En conséquence, c’est sur le terrain du consentement que fleurissent les contestations. Les juges ont ainsi estimé qu’une situation de violence morale dans laquelle se trouvait une salariée du fait du harcèlement moral dont elle était victime constituait un vice du consentement justifiant l’annulation de la rupture conventionnelle (Cass. soc., 30 janvier 2013, n° 11-22.332).
L’erreur lors du consentement est également soulevée afin d’obtenir l’annulation de la rupture conventionnelle signée, comme par exemple, le défaut d’information conduisant à une erreur viciant le consentement du salarié. En droit civil, pour que l’erreur soit une cause d’annulation, il faut que le juge constate que si le signataire n’avait pas commis cette erreur, il n’aurait pas consenti à la convention.

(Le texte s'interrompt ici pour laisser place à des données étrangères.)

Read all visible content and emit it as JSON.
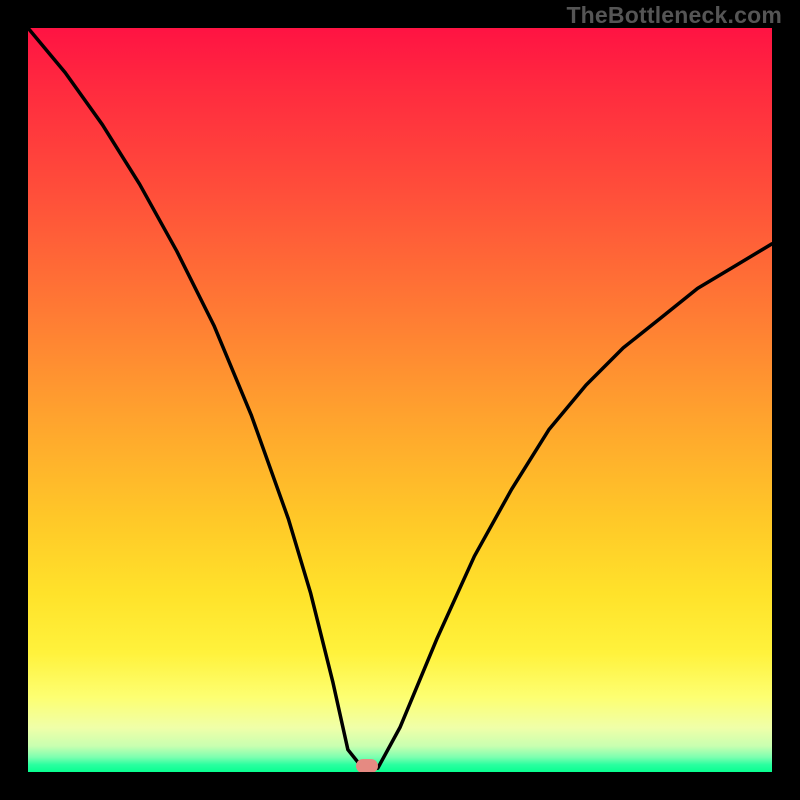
{
  "watermark": "TheBottleneck.com",
  "colors": {
    "frame_bg": "#000000",
    "curve_stroke": "#000000",
    "marker_fill": "#e58a82",
    "gradient_stops": [
      {
        "pos": 0.0,
        "hex": "#ff1343"
      },
      {
        "pos": 0.08,
        "hex": "#ff2a3f"
      },
      {
        "pos": 0.22,
        "hex": "#ff4e3a"
      },
      {
        "pos": 0.38,
        "hex": "#ff7a34"
      },
      {
        "pos": 0.52,
        "hex": "#ffa22e"
      },
      {
        "pos": 0.66,
        "hex": "#ffc828"
      },
      {
        "pos": 0.76,
        "hex": "#ffe22a"
      },
      {
        "pos": 0.84,
        "hex": "#fff23c"
      },
      {
        "pos": 0.9,
        "hex": "#fdff72"
      },
      {
        "pos": 0.94,
        "hex": "#f0ffa8"
      },
      {
        "pos": 0.965,
        "hex": "#c9ffb0"
      },
      {
        "pos": 0.98,
        "hex": "#7dffb0"
      },
      {
        "pos": 0.99,
        "hex": "#2bffa0"
      },
      {
        "pos": 1.0,
        "hex": "#08ff90"
      }
    ]
  },
  "chart_data": {
    "type": "line",
    "title": "",
    "xlabel": "",
    "ylabel": "",
    "xlim": [
      0,
      1
    ],
    "ylim": [
      0,
      1
    ],
    "note": "Axes are unlabeled; x and y are normalized to plot area. y=1 is top of plot (red), y=0 bottom (green). Curve is a V-shaped bottleneck with minimum near x≈0.45.",
    "series": [
      {
        "name": "bottleneck-curve",
        "x": [
          0.0,
          0.05,
          0.1,
          0.15,
          0.2,
          0.25,
          0.3,
          0.35,
          0.38,
          0.41,
          0.43,
          0.45,
          0.47,
          0.5,
          0.55,
          0.6,
          0.65,
          0.7,
          0.75,
          0.8,
          0.85,
          0.9,
          0.95,
          1.0
        ],
        "y": [
          1.0,
          0.94,
          0.87,
          0.79,
          0.7,
          0.6,
          0.48,
          0.34,
          0.24,
          0.12,
          0.03,
          0.005,
          0.005,
          0.06,
          0.18,
          0.29,
          0.38,
          0.46,
          0.52,
          0.57,
          0.61,
          0.65,
          0.68,
          0.71
        ]
      }
    ],
    "marker": {
      "x": 0.455,
      "y": 0.008
    }
  }
}
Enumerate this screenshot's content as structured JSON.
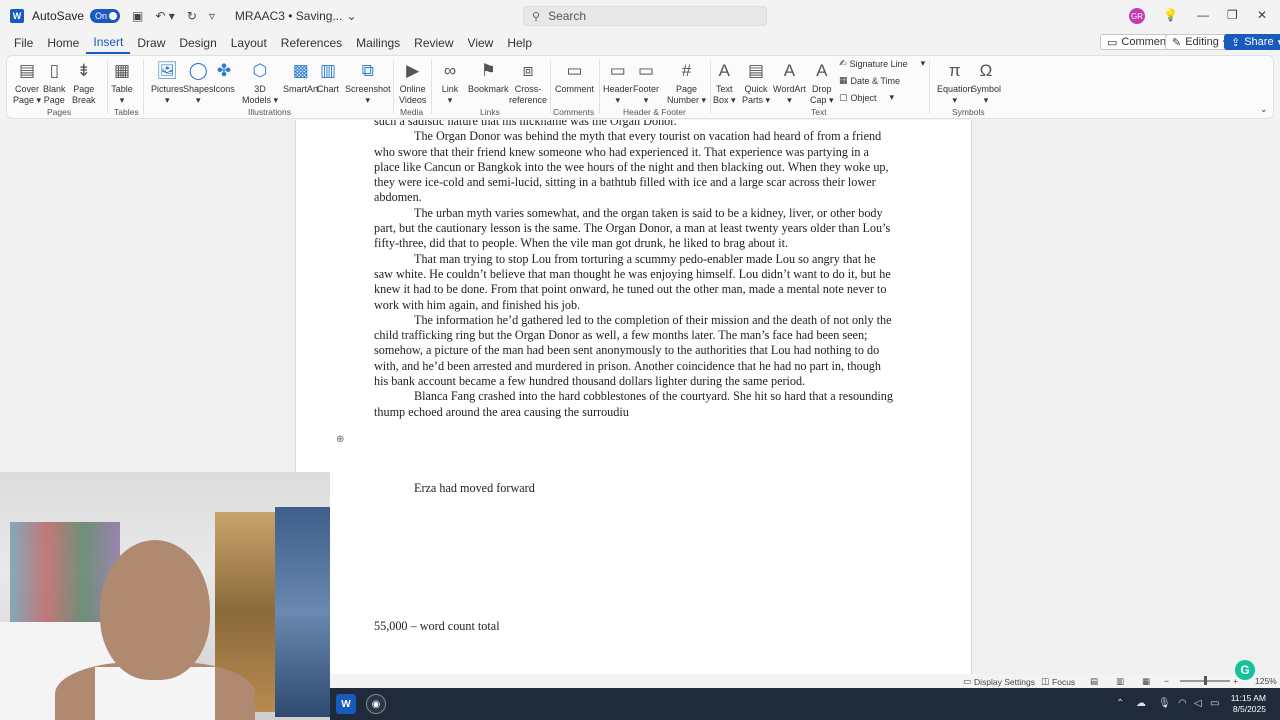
{
  "titlebar": {
    "autosave_label": "AutoSave",
    "autosave_state": "On",
    "doc_title": "MRAAC3 • Saving...",
    "search_placeholder": "Search",
    "avatar_initials": "GR"
  },
  "menu": {
    "tabs": [
      "File",
      "Home",
      "Insert",
      "Draw",
      "Design",
      "Layout",
      "References",
      "Mailings",
      "Review",
      "View",
      "Help"
    ],
    "active": "Insert",
    "comments_label": "Comments",
    "editing_label": "Editing",
    "share_label": "Share"
  },
  "ribbon": {
    "items": [
      {
        "label1": "Cover",
        "label2": "Page ▾",
        "icon": "cover-page-icon"
      },
      {
        "label1": "Blank",
        "label2": "Page",
        "icon": "blank-page-icon"
      },
      {
        "label1": "Page",
        "label2": "Break",
        "icon": "page-break-icon"
      },
      {
        "label1": "Table",
        "label2": "▾",
        "icon": "table-icon"
      },
      {
        "label1": "Pictures",
        "label2": "▾",
        "icon": "pictures-icon"
      },
      {
        "label1": "Shapes",
        "label2": "▾",
        "icon": "shapes-icon"
      },
      {
        "label1": "Icons",
        "label2": "",
        "icon": "icons-icon"
      },
      {
        "label1": "3D",
        "label2": "Models ▾",
        "icon": "3d-models-icon"
      },
      {
        "label1": "SmartArt",
        "label2": "",
        "icon": "smartart-icon"
      },
      {
        "label1": "Chart",
        "label2": "",
        "icon": "chart-icon"
      },
      {
        "label1": "Screenshot",
        "label2": "▾",
        "icon": "screenshot-icon"
      },
      {
        "label1": "Online",
        "label2": "Videos",
        "icon": "online-videos-icon"
      },
      {
        "label1": "Link",
        "label2": "▾",
        "icon": "link-icon"
      },
      {
        "label1": "Bookmark",
        "label2": "",
        "icon": "bookmark-icon"
      },
      {
        "label1": "Cross-",
        "label2": "reference",
        "icon": "cross-reference-icon"
      },
      {
        "label1": "Comment",
        "label2": "",
        "icon": "comment-icon"
      },
      {
        "label1": "Header",
        "label2": "▾",
        "icon": "header-icon"
      },
      {
        "label1": "Footer",
        "label2": "▾",
        "icon": "footer-icon"
      },
      {
        "label1": "Page",
        "label2": "Number ▾",
        "icon": "page-number-icon"
      },
      {
        "label1": "Text",
        "label2": "Box ▾",
        "icon": "text-box-icon"
      },
      {
        "label1": "Quick",
        "label2": "Parts ▾",
        "icon": "quick-parts-icon"
      },
      {
        "label1": "WordArt",
        "label2": "▾",
        "icon": "wordart-icon"
      },
      {
        "label1": "Drop",
        "label2": "Cap ▾",
        "icon": "drop-cap-icon"
      },
      {
        "label1": "Equation",
        "label2": "▾",
        "icon": "equation-icon"
      },
      {
        "label1": "Symbol",
        "label2": "▾",
        "icon": "symbol-icon"
      }
    ],
    "small": [
      "Signature Line",
      "Date & Time",
      "Object"
    ],
    "groups": [
      "Pages",
      "Tables",
      "Illustrations",
      "Media",
      "Links",
      "Comments",
      "Header & Footer",
      "Text",
      "Symbols"
    ]
  },
  "document": {
    "line0": "such a sadistic nature that his nickname was the Organ Donor.",
    "paragraphs": [
      "The Organ Donor was behind the myth that every tourist on vacation had heard of from a friend who swore that their friend knew someone who had experienced it.  That experience was partying in a place like Cancun or Bangkok into the wee hours of the night and then blacking out. When they woke up, they were ice-cold and semi-lucid, sitting in a bathtub filled with ice and a large scar across their lower abdomen.",
      "The urban myth varies somewhat, and the organ taken is said to be a kidney, liver, or other body part, but the cautionary lesson is the same. The Organ Donor, a man at least twenty years older than Lou’s fifty-three, did that to people. When the vile man got drunk, he liked to brag about it.",
      "That man trying to stop Lou from torturing a scummy pedo-enabler made Lou so angry that he saw white. He couldn’t believe that man thought he was enjoying himself. Lou didn’t want to do it, but he knew it had to be done. From that point onward, he tuned out the other man, made a mental note never to work with him again, and finished his job.",
      "The information he’d gathered led to the completion of their mission and the death of not only the child trafficking ring but the Organ Donor as well, a few months later. The man’s face had been seen; somehow, a picture of the man had been sent anonymously to the authorities that Lou had nothing to do with, and he’d been arrested and murdered in prison. Another coincidence that he had no part in, though his bank account became a few hundred thousand dollars lighter during the same period.",
      "Blanca Fang crashed into the hard cobblestones of the courtyard. She hit so hard that a resounding thump echoed around the area causing the surroudiu"
    ],
    "erza_line": "Erza had moved forward",
    "word_count_line": "55,000 – word count total"
  },
  "statusbar": {
    "display_settings": "Display Settings",
    "focus": "Focus",
    "zoom": "125%"
  },
  "taskbar": {
    "time": "11:15 AM",
    "date": "8/5/2025"
  },
  "colors": {
    "accent": "#185abd",
    "grammarly": "#15c39a"
  }
}
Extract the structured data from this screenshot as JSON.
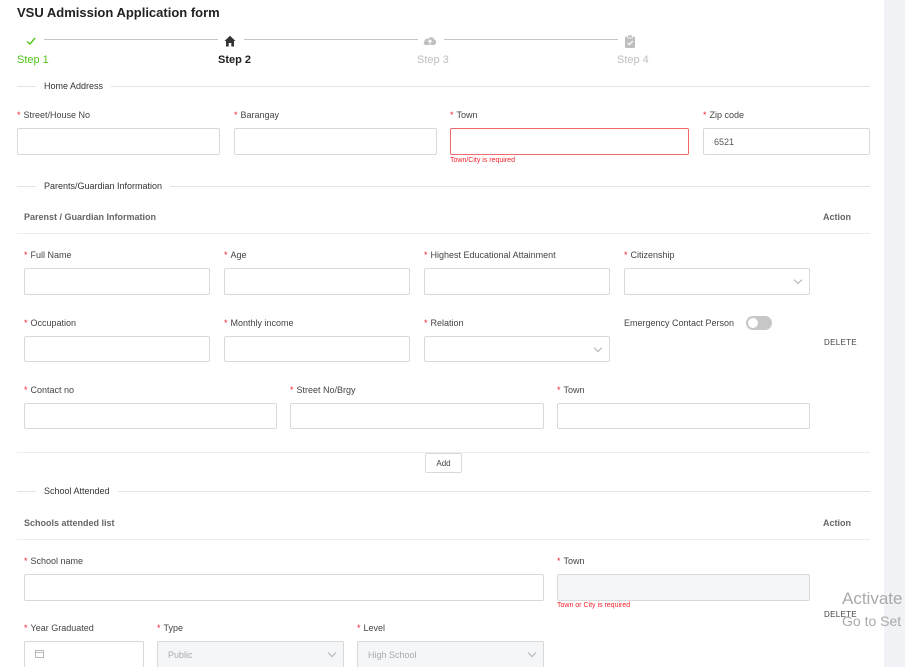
{
  "form": {
    "title": "VSU Admission Application form"
  },
  "steps": [
    {
      "label": "Step 1",
      "icon": "check-icon",
      "state": "done"
    },
    {
      "label": "Step 2",
      "icon": "home-icon",
      "state": "current"
    },
    {
      "label": "Step 3",
      "icon": "cloud-upload-icon",
      "state": "pending"
    },
    {
      "label": "Step 4",
      "icon": "clipboard-check-icon",
      "state": "pending"
    }
  ],
  "colors": {
    "success": "#52c41a",
    "error": "#f5222d",
    "pending": "#bfbfbf"
  },
  "home_address": {
    "section_title": "Home Address",
    "street_label": "Street/House No",
    "barangay_label": "Barangay",
    "town_label": "Town",
    "town_error": "Town/City is required",
    "zip_label": "Zip code",
    "zip_value": "6521"
  },
  "parents": {
    "section_title": "Parents/Guardian Information",
    "table_title": "Parenst / Guardian Information",
    "action_label": "Action",
    "full_name_label": "Full Name",
    "age_label": "Age",
    "education_label": "Highest Educational Attainment",
    "citizenship_label": "Citizenship",
    "occupation_label": "Occupation",
    "income_label": "Monthly income",
    "relation_label": "Relation",
    "emergency_label": "Emergency Contact Person",
    "emergency_on": false,
    "delete_label": "DELETE",
    "contact_label": "Contact no",
    "street_label": "Street No/Brgy",
    "town_label": "Town",
    "add_label": "Add"
  },
  "school": {
    "section_title": "School Attended",
    "table_title": "Schools attended list",
    "action_label": "Action",
    "name_label": "School name",
    "town_label": "Town",
    "town_error": "Town or City is required",
    "delete_label": "DELETE",
    "year_label": "Year Graduated",
    "type_label": "Type",
    "type_value": "Public",
    "level_label": "Level",
    "level_value": "High School"
  },
  "watermark": {
    "line1": "Activate",
    "line2": "Go to Set"
  }
}
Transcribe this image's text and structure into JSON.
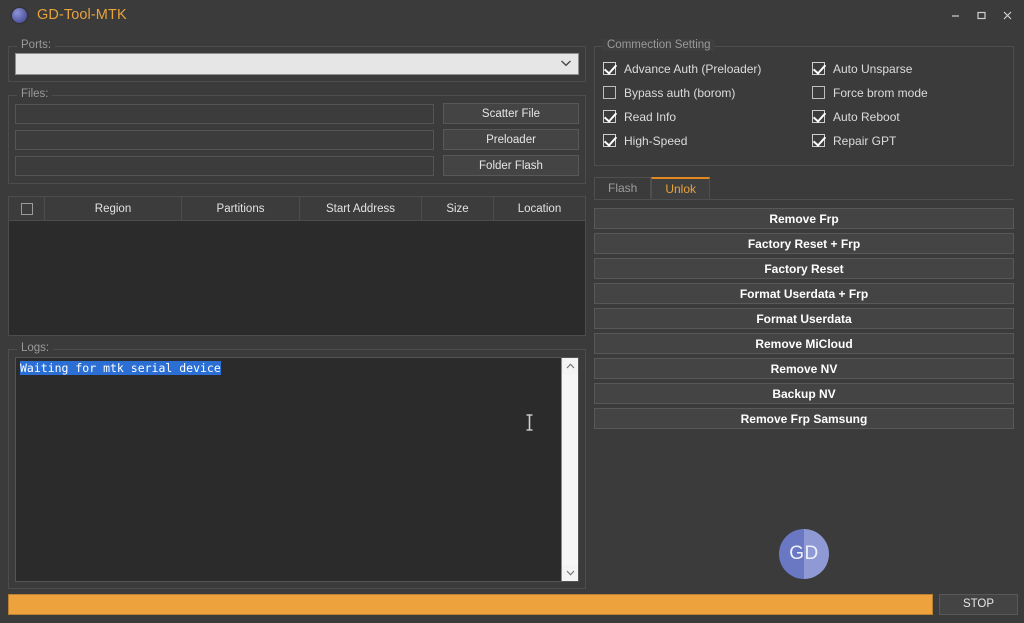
{
  "window": {
    "title": "GD-Tool-MTK",
    "icon": "gd-app-icon",
    "minimize": "minimize-icon",
    "maximize": "maximize-icon",
    "close": "close-icon"
  },
  "ports": {
    "legend": "Ports:",
    "selected": "",
    "chevron": "▾"
  },
  "files": {
    "legend": "Files:",
    "rows": [
      {
        "value": "",
        "button": "Scatter File"
      },
      {
        "value": "",
        "button": "Preloader"
      },
      {
        "value": "",
        "button": "Folder Flash"
      }
    ]
  },
  "partition_table": {
    "columns": [
      "",
      "Region",
      "Partitions",
      "Start Address",
      "Size",
      "Location"
    ],
    "rows": []
  },
  "logs": {
    "legend": "Logs:",
    "lines": [
      "Waiting for mtk serial device"
    ],
    "scroll_up": "▲",
    "scroll_down": "▼"
  },
  "connection": {
    "legend": "Commection Setting",
    "left_column": [
      {
        "label": "Advance Auth (Preloader)",
        "checked": true
      },
      {
        "label": "Bypass auth (borom)",
        "checked": false
      },
      {
        "label": "Read Info",
        "checked": true
      },
      {
        "label": "High-Speed",
        "checked": true
      }
    ],
    "right_column": [
      {
        "label": "Auto Unsparse",
        "checked": true
      },
      {
        "label": "Force brom mode",
        "checked": false
      },
      {
        "label": "Auto Reboot",
        "checked": true
      },
      {
        "label": "Repair GPT",
        "checked": true
      }
    ]
  },
  "tabs": [
    {
      "label": "Flash",
      "active": false
    },
    {
      "label": "Unlok",
      "active": true
    }
  ],
  "actions": [
    "Remove Frp",
    "Factory Reset + Frp",
    "Factory Reset",
    "Format Userdata + Frp",
    "Format Userdata",
    "Remove MiCloud",
    "Remove NV",
    "Backup NV",
    "Remove Frp Samsung"
  ],
  "brand": {
    "text": "GD"
  },
  "bottom": {
    "progress_percent": 100,
    "stop_label": "STOP"
  },
  "colors": {
    "accent": "#e8a33d",
    "progress": "#eda23e",
    "window_bg": "#3b3b3b",
    "panel_bg": "#3f3f3f",
    "field_bg": "#2b2b2b",
    "selection": "#2b6fd4"
  }
}
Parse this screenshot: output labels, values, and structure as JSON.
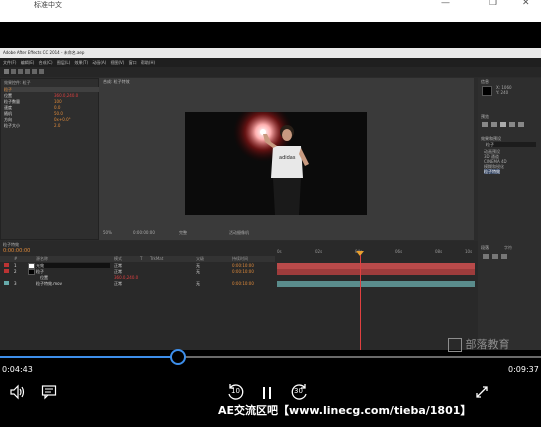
{
  "top_bar": {
    "title": "标准中文",
    "minimize_icon": "—",
    "restore_icon": "❐",
    "close_icon": "✕"
  },
  "ae": {
    "window_title": "Adobe After Effects CC 2014 - 未命名.aep",
    "menu": [
      "文件(F)",
      "编辑(E)",
      "合成(C)",
      "图层(L)",
      "效果(T)",
      "动画(A)",
      "视图(V)",
      "窗口",
      "帮助(H)"
    ],
    "left_panel": {
      "header": "效果控件: 粒子",
      "rows": [
        {
          "label": "粒子",
          "value": "",
          "color": "#e08a3a"
        },
        {
          "label": "位置",
          "value": "360.0,240.0",
          "color": "#e04040"
        },
        {
          "label": "粒子数量",
          "value": "100",
          "color": "#e08a3a"
        },
        {
          "label": "速度",
          "value": "0.0",
          "color": "#e08a3a"
        },
        {
          "label": "随机",
          "value": "50.0",
          "color": "#e08a3a"
        },
        {
          "label": "方向",
          "value": "0x+0.0°",
          "color": "#e08a3a"
        },
        {
          "label": "粒子大小",
          "value": "2.0",
          "color": "#e08a3a"
        }
      ]
    },
    "viewer_tab": "合成: 粒子特效",
    "viewer_bottom": {
      "zoom": "50%",
      "timecode": "0:00:00:00",
      "resolution": "完整",
      "view": "活动摄像机"
    },
    "right_panel": {
      "info_tab": "信息",
      "coords": "X: 1060\nY: 240",
      "preview_tab": "预览",
      "effects_tab": "效果和预设",
      "effects_items": [
        "动画预设",
        "3D 通道",
        "CINEMA 4D",
        "模糊和锐化",
        "粒子特效"
      ],
      "search_label": "粒子"
    },
    "timeline": {
      "tab": "粒子特效",
      "timecode": "0:00:00:00",
      "headers": [
        "#",
        "源名称",
        "模式",
        "T",
        "TrkMat",
        "父级",
        "持续时间"
      ],
      "layers": [
        {
          "num": "1",
          "name": "光效",
          "mode": "正常",
          "parent": "无",
          "duration": "0:00:10:00"
        },
        {
          "num": "2",
          "name": "粒子",
          "mode": "正常",
          "parent": "无",
          "duration": "0:00:10:00"
        },
        {
          "num": "",
          "name": "位置",
          "mode": "",
          "parent": "",
          "duration": "360.0,240.0"
        },
        {
          "num": "3",
          "name": "粒子特效.mov",
          "mode": "正常",
          "parent": "无",
          "duration": "0:00:10:00"
        }
      ],
      "ruler": [
        "0s",
        "02s",
        "04s",
        "06s",
        "08s",
        "10s"
      ]
    },
    "tl_right_tabs": [
      "段落",
      "字符"
    ]
  },
  "player": {
    "current_time": "0:04:43",
    "total_time": "0:09:37",
    "progress_fraction": 0.329,
    "rewind_label": "10",
    "forward_label": "30",
    "watermark": "部落教育",
    "caption": "AE交流区吧【www.linecg.com/tieba/1801】"
  }
}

Dans un arrêt du 5 novembre 2014(n°13-16.372), la Haute Juridiction a ainsi décidé qu’une rupture conventionnelle peut être annulée en raison de l’erreur du salarié résultant de la transmission par l’employeur de renseignements manifestement erronés sur le calcul de l’allocation chômage.
Les textes n’imposent pas à l’employeur d’obligation d’information relative aux droits à l’allocation chômage du salarié signataire d’une rupture conventionnelle. L’employeur doit seulement signaler au salarié la possibilité qu’il a de contacter les services qui pourront l’aider à prendre sa décision. En toute logique, cette simple mention devrait sous-entendre que le salarié est responsable de la suite de son cursus, qu’il a les moyens de s’informer. Bref, tel le « bon père de famille » de référence du droit civil, le salarié doit être capable d’un minimum de réflexion.
D’ailleurs, la Cour de cassation a reconnu que l’absence d’information ne vicie pas forcément le consentement du salarié (Cass. Soc. 29 janvier 2014 n°12-25.951) : en l’espèce, le salarié estimait que son employeur aurait dû l’informer qu’il pouvait prendre contact avec Pôle emploi afin d’être en mesure d’envisager la suite de son parcours professionnel avant de consentir à la rupture conventionnelle. Les juges du fond refusent de considérer que cette absence d’information ait conduit à vicier son consentement dans la mesure où le salarié avait un projet de création d’entreprise, et qu’il avait donc bel et bien prévu la suite de son parcours professionnel.
Pourtant, dans l’affaire du 5 novembre, l’employeur a été condamné pour ne pas avoir expliqué au salarié que la rémunération annuelle brute prise en compte pour le calcul de l’indemnité conventionnelle n’était pas celle prise en compte pour le calcul des futures indemnités de retour à l’emploi. L’employeur le savait-il d’ailleurs ? Peu importe donc que le salarié ait 15 jours, durée du délai de rétractation, pour se rapprocher de son pôle emploi afin de vérifier le montant des allocations auxquelles il aura droit. Cette condamnation est lourde de conséquences puisque la rupture conventionnelle a été annulée requalifiant la rupture en un licenciement sans cause réelle et sérieuse, le montant des indemnités versées au salarié a donc été doublé.
On peut donc penser que, pour les juges du fond, le salarié, tel le consommateur, est novice dans l’évaluation de ce à quoi il consent. Le calcul de ses indemnités de chômage relève de la compétence de son employeur, considéré comme seul professionnel dans la relation de travail qui les lie. Dans le doute (l’évaluation de consentement sera faite au cas par cas par les juges du fond) il appartient donc à ce dernier d’informer son salarié sur toutes les conséquences liées à la rupture conventionnelle afin de ne pas risquer une requalification.
Des précautions sont désormais à prendre au moment de la signature de la rupture conventionnelle, d’autant plus que la voie de la transaction a elle aussi été fermement bordée par la Cour de cassation (Cass. Soc. 26 mars 2014 n° 12-21136).